Rum Runner
- Interactive map of Rum Runner
- Address: 273 Broad Street Birmingham England
- Coordinates: 52°28′41″N 1°54′39″W﻿ / ﻿52.47794°N 1.91073°W
- Owner: Ray, Don, Tissy Berrow
- Type: Casino (former) Nightclub

Construction
- Opened: 1967
- Renovated: Late 1970s
- Closed: 1987
- Demolished: 1987
- Years active: 1967–1987

= Rum Runner (nightclub) =

Former nightclub in Birmingham, England

The Rum Runner was a nightclub on Broad Street, Birmingham. The club operated from 1964 until its demolition in 1987.

== History ==
Originally a casino, the Rum Runner became a more conventional club in the 1970s. One of its first house bands, playing popular cover versions, went on to become the worldwide acclaimed UK Arena band Magnum featuring Bob Catley and Tony Clarkin. They left the club in 1975 to play their own material of melodic rock. Occasionally other live acts played such as Quill and Jigsaw.

Regular late night clientele were Black Sabbath, Roy Wood, Quartz and other notable Birmingham bands calling in after local gigs. Actors and staff from the nearby Central TV Studios also frequented the club.

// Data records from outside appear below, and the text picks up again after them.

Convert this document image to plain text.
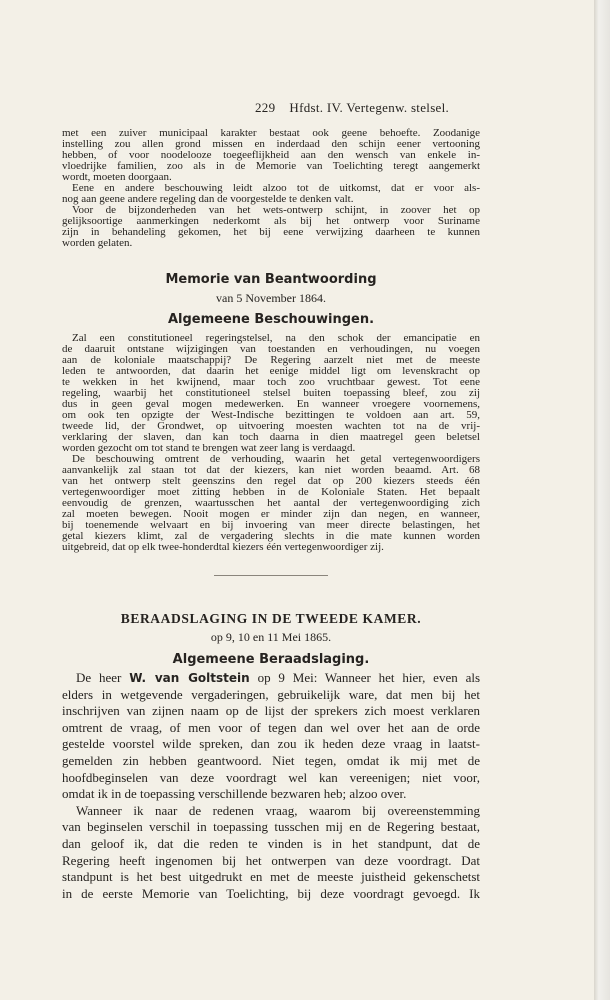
229 Hfdst. IV. Vertegenw. stelsel.
met een zuiver municipaal karakter bestaat ook geene behoefte. Zoodanige
instelling zou allen grond missen en inderdaad den schijn eener vertooning
hebben, of voor noodelooze toegeeflijkheid aan den wensch van enkele in-
vloedrijke familien, zoo als in de Memorie van Toelichting teregt aangemerkt
wordt, moeten doorgaan.
Eene en andere beschouwing leidt alzoo tot de uitkomst, dat er voor als-
nog aan geene andere regeling dan de voorgestelde te denken valt.
Voor de bijzonderheden van het wets-ontwerp schijnt, in zoover het op
gelijksoortige aanmerkingen nederkomt als bij het ontwerp voor Suriname
zijn in behandeling gekomen, het bij eene verwijzing daarheen te kunnen
worden gelaten.
Memorie van Beantwoording
van 5 November 1864.
Algemeene Beschouwingen.
Zal een constitutioneel regeringstelsel, na den schok der emancipatie en
de daaruit ontstane wijzigingen van toestanden en verhoudingen, nu voegen
aan de koloniale maatschappij? De Regering aarzelt niet met de meeste
leden te antwoorden, dat daarin het eenige middel ligt om levenskracht op
te wekken in het kwijnend, maar toch zoo vruchtbaar gewest. Tot eene
regeling, waarbij het constitutioneel stelsel buiten toepassing bleef, zou zij
dus in geen geval mogen medewerken. En wanneer vroegere voornemens,
om ook ten opzigte der West-Indische bezittingen te voldoen aan art. 59,
tweede lid, der Grondwet, op uitvoering moesten wachten tot na de vrij-
verklaring der slaven, dan kan toch daarna in dien maatregel geen beletsel
worden gezocht om tot stand te brengen wat zeer lang is verdaagd.
De beschouwing omtrent de verhouding, waarin het getal vertegenwoordigers
aanvankelijk zal staan tot dat der kiezers, kan niet worden beaamd. Art. 68
van het ontwerp stelt geenszins den regel dat op 200 kiezers steeds één
vertegenwoordiger moet zitting hebben in de Koloniale Staten. Het bepaalt
eenvoudig de grenzen, waartusschen het aantal der vertegenwoordiging zich
zal moeten bewegen. Nooit mogen er minder zijn dan negen, en wanneer,
bij toenemende welvaart en bij invoering van meer directe belastingen, het
getal kiezers klimt, zal de vergadering slechts in die mate kunnen worden
uitgebreid, dat op elk twee-honderdtal kiezers één vertegenwoordiger zij.
BERAADSLAGING IN DE TWEEDE KAMER.
op 9, 10 en 11 Mei 1865.
Algemeene Beraadslaging.
De heer W. van Goltstein op 9 Mei: Wanneer het hier, even als
elders in wetgevende vergaderingen, gebruikelijk ware, dat men bij het
inschrijven van zijnen naam op de lijst der sprekers zich moest verklaren
omtrent de vraag, of men voor of tegen dan wel over het aan de orde
gestelde voorstel wilde spreken, dan zou ik heden deze vraag in laatst-
gemelden zin hebben geantwoord. Niet tegen, omdat ik mij met de
hoofdbeginselen van deze voordragt wel kan vereenigen; niet voor,
omdat ik in de toepassing verschillende bezwaren heb; alzoo over.
Wanneer ik naar de redenen vraag, waarom bij overeenstemming
van beginselen verschil in toepassing tusschen mij en de Regering bestaat,
dan geloof ik, dat die reden te vinden is in het standpunt, dat de
Regering heeft ingenomen bij het ontwerpen van deze voordragt. Dat
standpunt is het best uitgedrukt en met de meeste juistheid gekenschetst
in de eerste Memorie van Toelichting, bij deze voordragt gevoegd. Ik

In the late 1970s, the club was renovated by Paul and Michael Berrow, sons of the club's founder, based on ideas drawn from a visit to Studio 54 in New York City.

In 1978, local band Duran Duran brought in a demo tape, and were offered a rehearsal space and jobs around the club: drummer Roger Taylor working as a glass collector, guitarist Andy Taylor cooking and maintaining the interior, bassist John Taylor working as a bouncer, and keyboardist Nick Rhodes DJing. The group became the resident band at the club. After playing their 1983 charity concert at Villa Park, they held the afterparty at the Rum Runner. In 2006 John Taylor and Nick Rhodes released a compilation album entitled Only After Dark, featuring their favourite songs from the Rum Runner playlist.

In developing the club's musical identity, the club offered its rooms as free rehearsal space to bands including Dexys Midnight Runners and UB40, with The Beat filming a video for their song "Mirror in the Bathroom" in the club.

The club hosted Mulligan, Martin Degville, other members of Sigue Sigue Sputnik, and fashion designers Kahn & Bell.

In 1987, the building was demolished and the "Soloman Cutler" Wetherspoons pub was subsequently built on the site.